The body region has at least _twelve_ arguments, grouped as follows:
- three arguments that contain block identifiers along x,y,z dimensions;
- three arguments that contain thread identifiers along x,y,z dimensions;
- operands of the `gpu.launch` operation as is, including six leading operands
for grid and block sizes.
Operations inside the body region, and any operations in the nested regions, are
_not_ allowed to use values defined outside the _body_ region, as if this region
was a function.
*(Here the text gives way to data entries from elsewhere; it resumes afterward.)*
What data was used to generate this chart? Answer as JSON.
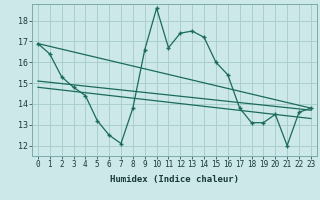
{
  "xlabel": "Humidex (Indice chaleur)",
  "bg_color": "#cce8e8",
  "grid_color": "#aacece",
  "line_color": "#1a6b5a",
  "xlim": [
    -0.5,
    23.5
  ],
  "ylim": [
    11.5,
    18.8
  ],
  "yticks": [
    12,
    13,
    14,
    15,
    16,
    17,
    18
  ],
  "xticks": [
    0,
    1,
    2,
    3,
    4,
    5,
    6,
    7,
    8,
    9,
    10,
    11,
    12,
    13,
    14,
    15,
    16,
    17,
    18,
    19,
    20,
    21,
    22,
    23
  ],
  "line1_x": [
    0,
    1,
    2,
    3,
    4,
    5,
    6,
    7,
    8,
    9,
    10,
    11,
    12,
    13,
    14,
    15,
    16,
    17,
    18,
    19,
    20,
    21,
    22,
    23
  ],
  "line1_y": [
    16.9,
    16.4,
    15.3,
    14.8,
    14.4,
    13.2,
    12.5,
    12.1,
    13.8,
    16.6,
    18.6,
    16.7,
    17.4,
    17.5,
    17.2,
    16.0,
    15.4,
    13.8,
    13.1,
    13.1,
    13.5,
    12.0,
    13.6,
    13.8
  ],
  "line2_x": [
    0,
    23
  ],
  "line2_y": [
    16.9,
    13.8
  ],
  "line3_x": [
    0,
    23
  ],
  "line3_y": [
    15.1,
    13.7
  ],
  "line4_x": [
    0,
    23
  ],
  "line4_y": [
    14.8,
    13.3
  ]
}
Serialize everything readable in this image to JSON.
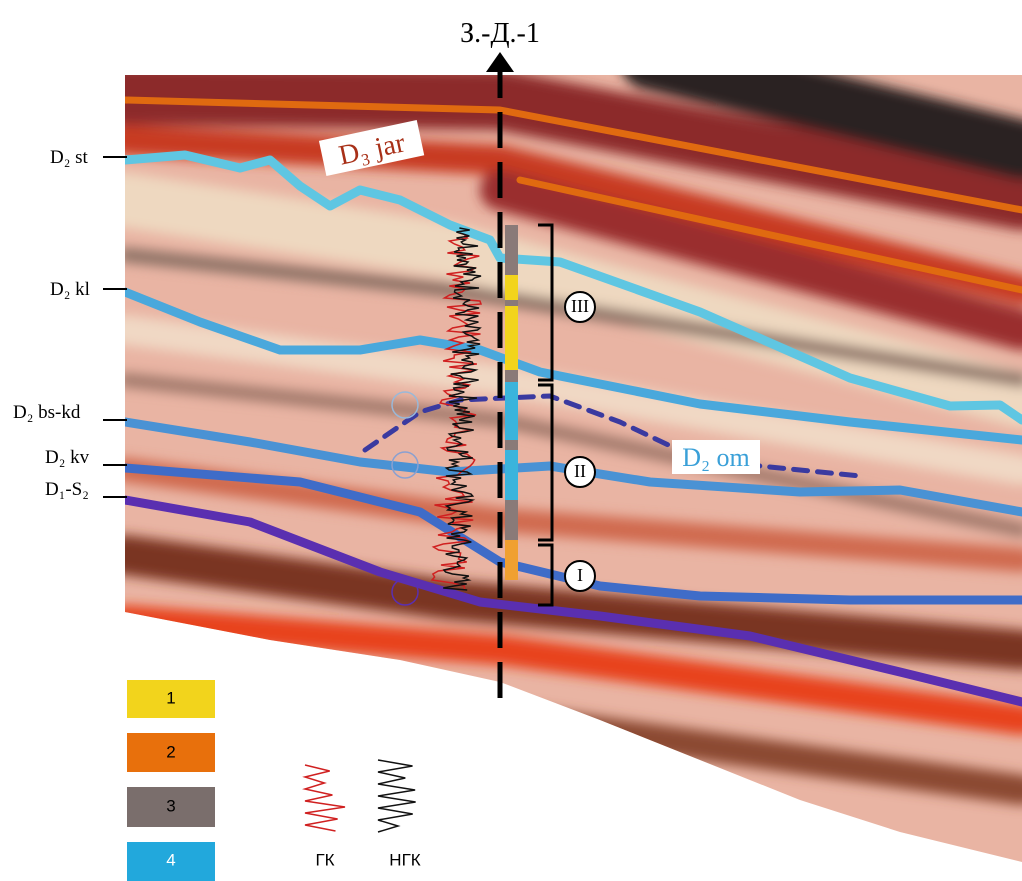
{
  "well": {
    "name": "З.-Д.-1"
  },
  "horizons": [
    {
      "label": "D₂ st"
    },
    {
      "label": "D₂ kl"
    },
    {
      "label": "D₂ bs-kd"
    },
    {
      "label": "D₂ kv"
    },
    {
      "label": "D₁-S₂"
    }
  ],
  "annotations": {
    "jar": "D₃ jar",
    "om": "D₂ om"
  },
  "zones": [
    "III",
    "II",
    "I"
  ],
  "legend": {
    "lithology": [
      "1",
      "2",
      "3",
      "4"
    ],
    "logs": [
      "ГК",
      "НГК"
    ]
  }
}
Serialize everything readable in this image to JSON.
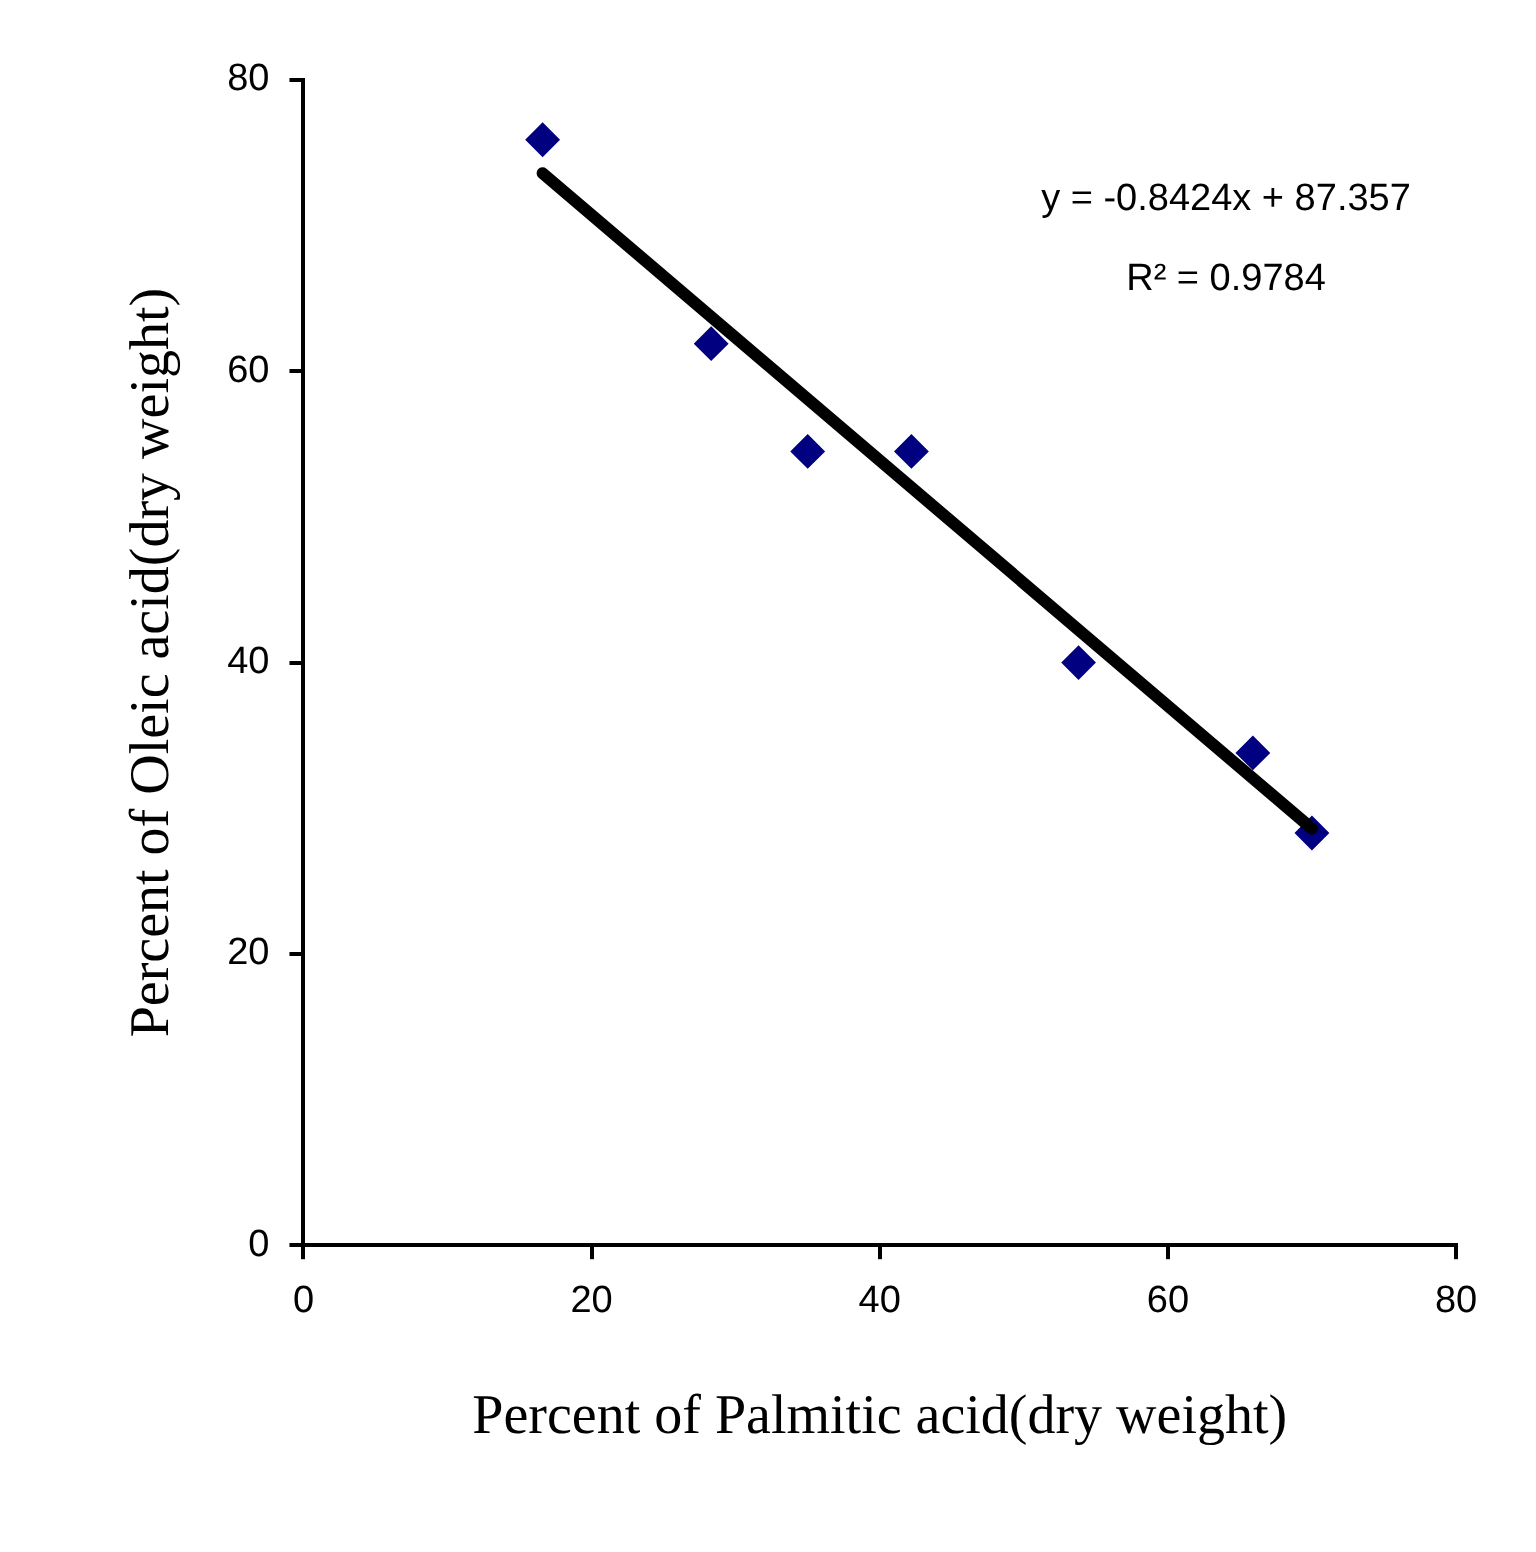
{
  "chart_data": {
    "type": "scatter",
    "xlabel": "Percent of Palmitic acid(dry weight)",
    "ylabel": "Percent of Oleic acid(dry weight)",
    "xlim": [
      0,
      80
    ],
    "xticks": [
      0,
      20,
      40,
      60,
      80
    ],
    "ylim": [
      0,
      80
    ],
    "yticks": [
      0,
      20,
      40,
      60,
      80
    ],
    "grid": false,
    "legend": false,
    "marker": "diamond",
    "series": [
      {
        "color": "#000080",
        "x": [
          16.6,
          28.3,
          35.0,
          42.2,
          53.8,
          65.9,
          70.0
        ],
        "values": [
          75.9,
          61.9,
          54.5,
          54.5,
          40.0,
          33.8,
          28.3
        ]
      },
      {
        "type": "line",
        "color": "#000000",
        "marker": "none",
        "x": [
          16.6,
          70.0
        ],
        "values": [
          73.6,
          28.6
        ]
      }
    ],
    "annotations": [
      "y = -0.8424x + 87.357",
      "R² = 0.9784"
    ]
  }
}
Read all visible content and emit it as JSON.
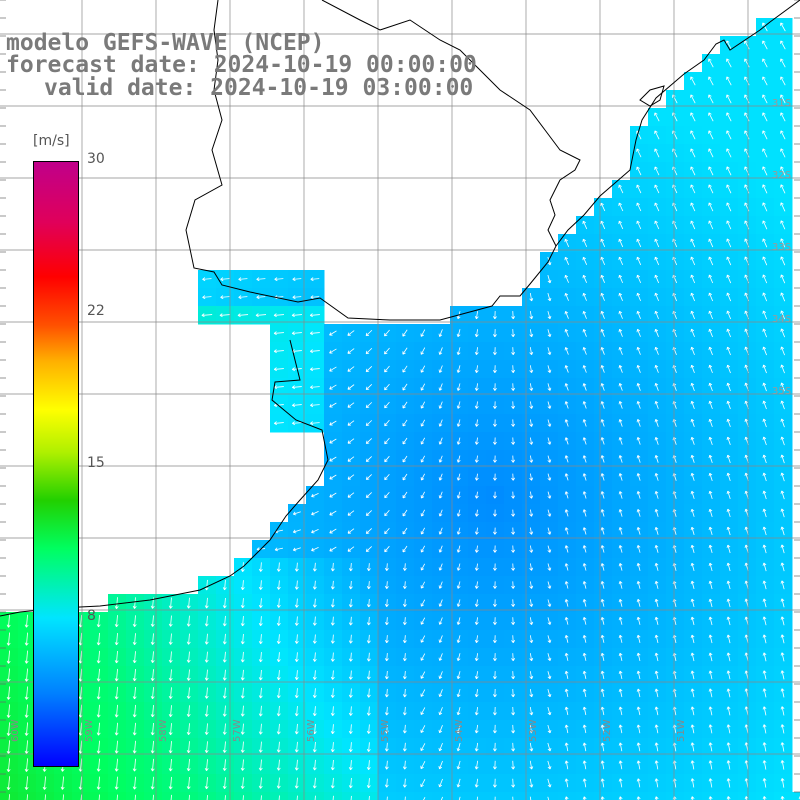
{
  "title": {
    "line1": "modelo GEFS-WAVE (NCEP)",
    "line2": "forecast date: 2024-10-19 00:00:00",
    "line3": "valid date: 2024-10-19 03:00:00"
  },
  "colorbar": {
    "unit": "[m/s]",
    "ticks": [
      "30",
      "22",
      "15",
      "8"
    ],
    "min": 0,
    "max": 30,
    "stops": [
      "#0000ff",
      "#0080ff",
      "#00e5ff",
      "#00ff60",
      "#22d000",
      "#b0f000",
      "#ffff00",
      "#ffb000",
      "#ff5000",
      "#ff0000",
      "#e0005a",
      "#c0008a"
    ]
  },
  "axes": {
    "lon_labels": [
      "60W",
      "59W",
      "58W",
      "57W",
      "56W",
      "55W",
      "54W",
      "53W",
      "52W",
      "51W"
    ],
    "lat_labels": [
      "31S",
      "32S",
      "33S",
      "34S",
      "35S"
    ]
  },
  "colors": {
    "land": "#ffffff",
    "coast": "#000000",
    "grid": "#888888",
    "arrow": "#ffffff"
  }
}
If necessary, values must be passed as kernel arguments into the
body region. Nested regions inside the kernel body are allowed to use values
defined in their ancestor regions as long as they don't cross the kernel body
region boundary.
Custom syntax for this operation is currently not available.
Example:
```mlir {.mlir}
// Generic syntax explains how the pretty syntax maps to the IR structure.
"gpu.launch"(%cst, %cst, %c1, // Grid sizes.
%cst, %c1, %c1, // Block sizes.
%arg0, %arg1) // Actual arguments.
{/*attributes*/}
// All sizes and identifiers have "index" size.
: (index, index, index, index, index, index, f32, memref<?xf32, 1>) -> () {
// The operation passes block and thread identifiers, followed by grid and block
// sizes, followed by actual arguments to the entry block of the region.
^bb0(%bx : index, %by : index, %bz : index,
%tx : index, %ty : index, %tz : index,
%num_bx : index, %num_by : index, %num_bz : index,
%num_tx : index, %num_ty : index, %num_tz : index,
%arg0 : f32, %arg1 : memref<?xf32, 1>):
"some_op"(%bx, %tx) : (index, index) -> ()
%3 = "std.load"(%arg1, %bx) : (memref<?xf32, 1>, index) -> f32
}
```
Rationale: using operation/block arguments gives analyses a clear way of
understanding that a value has additional semantics (e.g., we will need to know
what value corresponds to threadIdx.x for coalescing). We can recover these
properties by analyzing the operations producing values, but it is easier just
to have that information by construction.